# Events/shows/musicals Porto/Coimbra?



## NicoleW (Jun 21, 2012)

Hello everyone,

I'm not an expat myself, but my parents live in Portugal. As a present for their birthdays my brother and me would like to give them a night out. Preferably to an show/musical, something 'big' (like the musical "Grease", "We will rock you" that kind of thing). I have been searching the internet but have not been able to find any booking sites or anything. 
Can anyone help me find sites where events like this are announced and tickets are sold?
Or is there anyone who knows of shows like these (or any other nice shows to go to)?

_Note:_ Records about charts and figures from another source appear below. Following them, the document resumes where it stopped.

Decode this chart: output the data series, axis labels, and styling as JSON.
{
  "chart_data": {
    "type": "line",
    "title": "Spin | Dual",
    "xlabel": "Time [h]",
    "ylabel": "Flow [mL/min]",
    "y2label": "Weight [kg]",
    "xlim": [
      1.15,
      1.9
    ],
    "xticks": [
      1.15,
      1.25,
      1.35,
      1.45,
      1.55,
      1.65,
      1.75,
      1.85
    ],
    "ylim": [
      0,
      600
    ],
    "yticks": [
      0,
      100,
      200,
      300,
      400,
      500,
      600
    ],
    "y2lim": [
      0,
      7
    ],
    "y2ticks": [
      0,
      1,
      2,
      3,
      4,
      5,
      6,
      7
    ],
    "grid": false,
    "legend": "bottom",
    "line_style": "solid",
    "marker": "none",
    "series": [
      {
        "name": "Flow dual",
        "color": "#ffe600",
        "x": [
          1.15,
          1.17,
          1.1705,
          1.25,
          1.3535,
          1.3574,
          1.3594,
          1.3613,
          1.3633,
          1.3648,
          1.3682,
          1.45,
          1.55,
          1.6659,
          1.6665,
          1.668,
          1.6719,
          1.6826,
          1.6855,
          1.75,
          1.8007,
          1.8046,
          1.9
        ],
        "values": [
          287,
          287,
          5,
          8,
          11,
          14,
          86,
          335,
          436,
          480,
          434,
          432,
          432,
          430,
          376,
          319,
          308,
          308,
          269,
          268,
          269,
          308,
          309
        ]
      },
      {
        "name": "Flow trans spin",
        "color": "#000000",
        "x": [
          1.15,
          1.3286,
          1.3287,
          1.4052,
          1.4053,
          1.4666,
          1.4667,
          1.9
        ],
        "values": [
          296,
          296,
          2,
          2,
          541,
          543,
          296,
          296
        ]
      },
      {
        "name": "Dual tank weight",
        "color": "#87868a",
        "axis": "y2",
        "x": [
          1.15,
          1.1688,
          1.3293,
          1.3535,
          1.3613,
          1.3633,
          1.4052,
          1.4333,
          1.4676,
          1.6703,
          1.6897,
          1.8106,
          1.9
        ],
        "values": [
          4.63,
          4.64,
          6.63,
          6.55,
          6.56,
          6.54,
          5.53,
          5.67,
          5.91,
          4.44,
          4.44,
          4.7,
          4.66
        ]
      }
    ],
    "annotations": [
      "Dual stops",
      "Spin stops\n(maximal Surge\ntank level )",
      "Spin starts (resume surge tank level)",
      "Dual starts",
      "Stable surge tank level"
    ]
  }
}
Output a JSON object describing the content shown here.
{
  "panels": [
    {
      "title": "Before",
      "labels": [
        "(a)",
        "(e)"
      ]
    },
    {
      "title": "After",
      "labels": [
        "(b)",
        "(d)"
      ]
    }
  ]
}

Thank you very much for any information,
Greetings,
Nicole


----------



## anapedrosa (Mar 21, 2011)

You could try this Fnac - Espectaculos 

Try selecting Porto in localidade (right side of window)


----------



## canoeman (Mar 3, 2011)

As Ana says FNAC one of the major ticket agencies, you can also get a local look at whats on by searching the Council sites type in cm- (the name of council Porto) .pt under eventos or turismo

Or you could do a weekend/weekday break to UK for a show October Ryanair's generally cheap


----------



## NicoleW (Jun 21, 2012)

*Thanks!*

Thank you very much for your suggestions and links! Very helpful!


----------